Offenbarung bedeutet in diesem Zusammenhang Kundgebung dessen, was in der Zukunft geschieht. Wir könnten auch von einer prophetischen Aufklärung der Zukunft sprechen. Die Gläubigen sollen erfahren, was in Zukunft geschieht, um auf die Ereignisse vorbereitet zu sein. Sie sollen von den Ereignissen nicht überrascht und überwältigt werden. So beginnt die Offenbarung des Johannes mit dem Hinweis auf ihren Ursprung:

Gott – Gott der Vater – gibt Jesus – seinem Sohn – die Offenbarung. Sie geht von Gott dem Vater aus und wird Jesus anvertraut. Damit wird die Einheit zwischen dem Vater und dem Sohn hervorgehoben und jeder Zweifel an der Echtheit und Gültigkeit dieser Offenbarung ausgeräumt: Die Offenbarung kommt vom Vater durch den Sohn. Sie hat daher höchste Glaubwürdigkeit. Sie enthält nicht die Meinung und die Beurteilung des Johannes. Sie kommt nicht aus seiner Einbildung. Sie ist ihm von Gott und von Jesus Christus durch einen Engel gegeben. In diesem Sinn lesen wir gegen Schluss des Buches, im neunzehnten Kapitel:
Jemand sagte zu mir: Schreib auf: Selig, wer zum Hochzeitsmahl des Lammes eingeladen ist! Dann sagte er zu mir: Das sind zuverlässige Worte Gottes (19,9).
Die Zuverlässigkeit dieser Worte wird unterstrichen. Das verlangt der Ernst des Inhalts. Das verlangt aber auch das Ernstnehmen dieses Inhalts. Niemand soll diese Worte in den Wind schlagen können, weil sie unwahrscheinlich zu sein scheinen: Das sind zuverlässige Worte Gottes.

Nach diesem Hinweis betont der Engel nochmals:
Diese Worte sind zuverlässig und wahr. Gott, der Herr über den Geist der Propheten, hat seinen Engel gesandt, um seinen Knechten zu zeigen, was bald geschehen muss.
Siehe, ich komme bald. Selig, wer an den prophetischen Worten dieses Buches festhält(22,7).

Die Offenbarung des Johannes soll die Kirche und alle Gläubigen in der Zeit zwischen der Herabkunft des Heiligen Geistes (Pfingsten) bis zur Zeit der Wiederkunft unseres Herrn begleiten, bis hin zu jener Zeit, von der es heisst, sie sei nahe (vgl. Offb 1,3). Es ist die Zeit der Vollendung der Kirche.

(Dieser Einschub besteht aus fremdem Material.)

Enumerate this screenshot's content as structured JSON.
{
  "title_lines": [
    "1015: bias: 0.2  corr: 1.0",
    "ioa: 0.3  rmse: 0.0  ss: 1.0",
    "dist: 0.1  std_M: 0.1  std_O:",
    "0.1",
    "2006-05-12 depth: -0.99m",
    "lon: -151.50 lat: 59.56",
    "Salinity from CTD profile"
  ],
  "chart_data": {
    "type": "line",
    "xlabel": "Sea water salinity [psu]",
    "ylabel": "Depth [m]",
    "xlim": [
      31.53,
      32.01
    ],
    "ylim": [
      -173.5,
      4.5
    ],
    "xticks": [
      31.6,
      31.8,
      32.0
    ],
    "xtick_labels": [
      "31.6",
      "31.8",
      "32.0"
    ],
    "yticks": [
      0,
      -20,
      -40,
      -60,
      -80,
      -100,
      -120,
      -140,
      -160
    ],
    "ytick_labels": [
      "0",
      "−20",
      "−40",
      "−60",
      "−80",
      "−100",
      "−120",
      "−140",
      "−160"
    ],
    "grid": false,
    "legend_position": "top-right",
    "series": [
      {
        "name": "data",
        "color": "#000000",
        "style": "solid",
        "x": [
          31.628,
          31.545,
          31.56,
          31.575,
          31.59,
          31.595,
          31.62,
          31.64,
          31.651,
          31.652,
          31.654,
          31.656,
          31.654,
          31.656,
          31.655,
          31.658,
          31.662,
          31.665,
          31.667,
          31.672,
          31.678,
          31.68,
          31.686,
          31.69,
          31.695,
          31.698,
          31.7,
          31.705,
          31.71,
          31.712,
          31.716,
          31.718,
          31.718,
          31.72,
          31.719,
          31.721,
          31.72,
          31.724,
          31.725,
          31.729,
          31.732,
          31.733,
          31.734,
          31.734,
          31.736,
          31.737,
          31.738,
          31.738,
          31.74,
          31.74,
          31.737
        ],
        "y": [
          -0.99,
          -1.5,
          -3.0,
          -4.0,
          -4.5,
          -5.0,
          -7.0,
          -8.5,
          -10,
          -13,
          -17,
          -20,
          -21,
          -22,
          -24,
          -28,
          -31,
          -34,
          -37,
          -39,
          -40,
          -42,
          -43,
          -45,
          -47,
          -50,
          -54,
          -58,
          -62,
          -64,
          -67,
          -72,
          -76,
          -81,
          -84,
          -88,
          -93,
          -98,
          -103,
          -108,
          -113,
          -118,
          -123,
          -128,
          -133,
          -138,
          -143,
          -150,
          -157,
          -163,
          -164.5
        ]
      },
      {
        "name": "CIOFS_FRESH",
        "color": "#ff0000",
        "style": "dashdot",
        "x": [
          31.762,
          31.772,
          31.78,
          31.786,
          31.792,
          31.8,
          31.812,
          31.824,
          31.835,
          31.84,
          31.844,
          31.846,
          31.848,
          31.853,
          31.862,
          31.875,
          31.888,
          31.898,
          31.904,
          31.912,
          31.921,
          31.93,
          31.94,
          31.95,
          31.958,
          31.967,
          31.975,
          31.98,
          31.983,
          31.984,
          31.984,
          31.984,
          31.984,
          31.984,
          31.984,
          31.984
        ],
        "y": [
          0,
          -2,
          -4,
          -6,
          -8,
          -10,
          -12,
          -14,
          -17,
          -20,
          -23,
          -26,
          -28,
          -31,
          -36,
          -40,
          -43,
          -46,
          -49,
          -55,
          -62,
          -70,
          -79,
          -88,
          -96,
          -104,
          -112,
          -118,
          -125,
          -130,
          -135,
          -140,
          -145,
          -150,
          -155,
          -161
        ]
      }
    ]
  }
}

Deshalb ist ihr Inhalt und ihr Verständnis für uns von hoher Bedeutung. Sie ist eine Prophetie, das heisst ein Schauen, ein Sehen der Ereignisse bis zur Vollendung. Sie ist aber als Prophetie ein Schauen in rätselhaften Umrissen, wie es der heilige Paulus sagt: Jetzt schauen wir in einen Spiegel und sehen nur rätselhafte Umrisse, dann aber schauen wir von Angesicht zu Angesicht (1 Kor 13,12). Diesen Hinweis müssen wir beim Lesen der Offenbarung des Johannes immer berücksichtigen.

Die Offenbarung des Johannes ist ein Sehen dessen, was bald geschehen muss (Offb 22,7). Was kommen muss ist deshalb notwendig, weil eine Scheidung zwischen gut und böse erfolgen muss. Nur auf diesem Weg wird der Sieg Gottes, der Sieg des Guten
möglich. Damit wird auch angedeutet, dass es ein Sehen der Not und des Leids ist, welche nicht abgewendet werden können. Es muss so geschehen. Es ist nicht abzuwenden.

Die Prophetie soll den Gläubigen helfen, die Not zu ertragen und immer, auch wenn die Zeit dauert, sich im Zustand der Gnade zu bewahren. Sagt doch der Herr:

Siehe, ich komme wie ein Dieb. Selig, wer wach bleibt und sein Gewand anbehält, damit er nicht nackt gehen muss und man seine Blösse nicht sieht! (Offb 16,15).
Der Ausdruck der Blösse ist, unter anderem, ein Hinweis auf den Zustand des Menschen nach dem Sündenfall, auf den gnadenlosen Zustand. Wenn der Herr kommt, soll sich der Mensch nicht in diesem Zustand befinden, im Zustand der Entwürdigung, der Scham und der Sünde. Er soll bekleidet sein mit dem Kleid, das Gott ihm durch Jesus Christus
geschenkt hat.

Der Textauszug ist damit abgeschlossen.